May 8, 2007
Dow Jones, Dual Class Stock and Public Trusts
Peter Kann, the retired chairman of Dow Jones & Co., yesterday sent a letter to the Bancroft family. In the letter he states he admires them "for doing what is right," in rejecting News Corp.'s $5 billion offer for the company. He further states:
I clearly can understand that in rejecting a takeover offer you are foregoing some financial benefit. To that I can only say that you are not alone in seeing other and even higher priorities. There are many people in our larger society who make career and other decisions that do not always maximize financial benefit. . . . . Rather, they devoted their careers, and they still do, to something more important -- to pursuing a form of public service in a company that has seen itself as a public trust and that has been protected by a family that shares that commitment.
Kann's letter is a follow-up to the letter sent over the weekend by James H. Ottaway Jr., holder of 6.2% of Dow Jones. In that letter Ottaway also cited the public trust doctrine to justify the Bancrofts' refusal to sell:
The Bancroft family has treated Dow Jones as a public trust, not for personal or political interests, or maximum enhancement of family wealth by sale to a high bidder. The family has respected its inheritance as a responsibility to protect an important national institution that plays a major role in American democracy and debates of public issues because of its editorial independence and high news quality standards.

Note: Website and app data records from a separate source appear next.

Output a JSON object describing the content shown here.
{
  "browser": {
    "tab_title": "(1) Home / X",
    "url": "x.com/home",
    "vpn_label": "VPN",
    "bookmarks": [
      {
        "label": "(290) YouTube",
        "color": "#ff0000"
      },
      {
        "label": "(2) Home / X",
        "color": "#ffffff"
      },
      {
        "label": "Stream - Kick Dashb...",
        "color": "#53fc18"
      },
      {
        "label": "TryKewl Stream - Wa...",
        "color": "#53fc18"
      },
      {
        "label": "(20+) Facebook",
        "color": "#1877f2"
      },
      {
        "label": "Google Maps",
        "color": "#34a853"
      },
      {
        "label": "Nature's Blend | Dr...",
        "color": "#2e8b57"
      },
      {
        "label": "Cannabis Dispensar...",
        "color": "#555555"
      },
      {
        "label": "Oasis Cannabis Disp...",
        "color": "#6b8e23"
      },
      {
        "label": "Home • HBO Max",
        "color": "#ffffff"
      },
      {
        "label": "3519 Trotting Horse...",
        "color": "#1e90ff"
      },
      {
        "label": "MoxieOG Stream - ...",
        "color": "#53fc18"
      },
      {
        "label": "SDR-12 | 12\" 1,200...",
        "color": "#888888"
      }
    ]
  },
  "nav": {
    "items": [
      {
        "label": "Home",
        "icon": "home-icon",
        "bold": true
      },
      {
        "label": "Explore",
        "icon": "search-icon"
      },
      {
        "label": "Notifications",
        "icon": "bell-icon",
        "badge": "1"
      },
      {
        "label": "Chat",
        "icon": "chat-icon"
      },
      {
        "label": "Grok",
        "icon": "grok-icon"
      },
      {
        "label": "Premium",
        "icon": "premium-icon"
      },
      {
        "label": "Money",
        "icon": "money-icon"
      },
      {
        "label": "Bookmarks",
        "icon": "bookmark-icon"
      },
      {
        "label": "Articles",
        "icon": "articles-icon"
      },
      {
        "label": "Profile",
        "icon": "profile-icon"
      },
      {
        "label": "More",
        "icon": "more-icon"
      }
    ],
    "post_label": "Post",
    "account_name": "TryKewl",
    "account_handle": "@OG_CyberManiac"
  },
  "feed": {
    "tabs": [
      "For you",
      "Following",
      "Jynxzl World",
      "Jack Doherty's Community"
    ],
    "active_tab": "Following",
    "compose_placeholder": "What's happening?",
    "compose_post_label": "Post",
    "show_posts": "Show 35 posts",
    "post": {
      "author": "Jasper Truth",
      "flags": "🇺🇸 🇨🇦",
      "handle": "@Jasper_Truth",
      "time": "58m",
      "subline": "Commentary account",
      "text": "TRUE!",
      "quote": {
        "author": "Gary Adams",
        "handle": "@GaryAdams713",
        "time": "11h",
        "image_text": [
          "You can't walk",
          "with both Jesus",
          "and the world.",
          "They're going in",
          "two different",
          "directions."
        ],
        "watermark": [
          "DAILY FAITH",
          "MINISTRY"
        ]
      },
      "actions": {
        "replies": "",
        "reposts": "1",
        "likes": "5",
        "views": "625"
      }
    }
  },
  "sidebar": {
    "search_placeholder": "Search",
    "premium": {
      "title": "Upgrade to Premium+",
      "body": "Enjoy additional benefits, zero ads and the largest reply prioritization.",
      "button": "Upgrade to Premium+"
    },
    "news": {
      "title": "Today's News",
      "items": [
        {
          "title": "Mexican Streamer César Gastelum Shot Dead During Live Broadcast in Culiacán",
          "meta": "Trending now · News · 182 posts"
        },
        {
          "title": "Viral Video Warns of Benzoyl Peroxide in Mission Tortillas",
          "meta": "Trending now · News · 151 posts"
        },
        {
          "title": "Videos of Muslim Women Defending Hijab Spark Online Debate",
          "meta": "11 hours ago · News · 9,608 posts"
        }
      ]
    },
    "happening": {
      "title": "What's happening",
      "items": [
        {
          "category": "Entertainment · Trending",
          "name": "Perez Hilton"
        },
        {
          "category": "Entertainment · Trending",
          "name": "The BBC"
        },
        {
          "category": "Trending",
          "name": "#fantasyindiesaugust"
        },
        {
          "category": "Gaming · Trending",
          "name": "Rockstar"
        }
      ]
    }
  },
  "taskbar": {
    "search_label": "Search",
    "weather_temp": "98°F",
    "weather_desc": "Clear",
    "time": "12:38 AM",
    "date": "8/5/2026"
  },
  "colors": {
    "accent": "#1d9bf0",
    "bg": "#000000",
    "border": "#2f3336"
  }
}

Dow Jones has a dual-class stock structure which provides the Bancroft family voting control of the company without an equivalent economic interest. Though I am against dual class stock due to the agency problem, I'm not terribly sympathetic to the minority shareholders here who are foreclosed from this acquisition opportunity due to their relative disenfranchisement. They bought their shares with full knowledge of this arrangement. To complain now strikes of hypocrisy (Bainbridge agrees with me in the context of the dispute over a similar share structure at the New York Times).
Still, I'm not sure that the shareholders of Dow Jones thought they were buying into a public trust, that is a company run for purposes other than profit. Moreover, while the family can (almost) certainly refuse to sell for any reason they choose, the board of directors of Dow Jones cannot run the company as it is currently structured as a public trust under Delaware and other law (remember the old Michigan case Dodge v. Ford which held that Henry Ford owed a fiduciary duty to his minority shareholders to operate Ford Motor Co. for profitable rather than charitable purposes.). The purpose of a for-profit company is to be run for profit. If Dow Jones' controlling shareholders want to run a public trust they can do so without resort to public shareholder financing. They can buy their minority out and perhaps then donate the shares to a true public trust. Until then, Dow Jones' board of directors have fiduciary duties to their minority shareholders which make public trust notions, at least in their purest sense, inappropriate.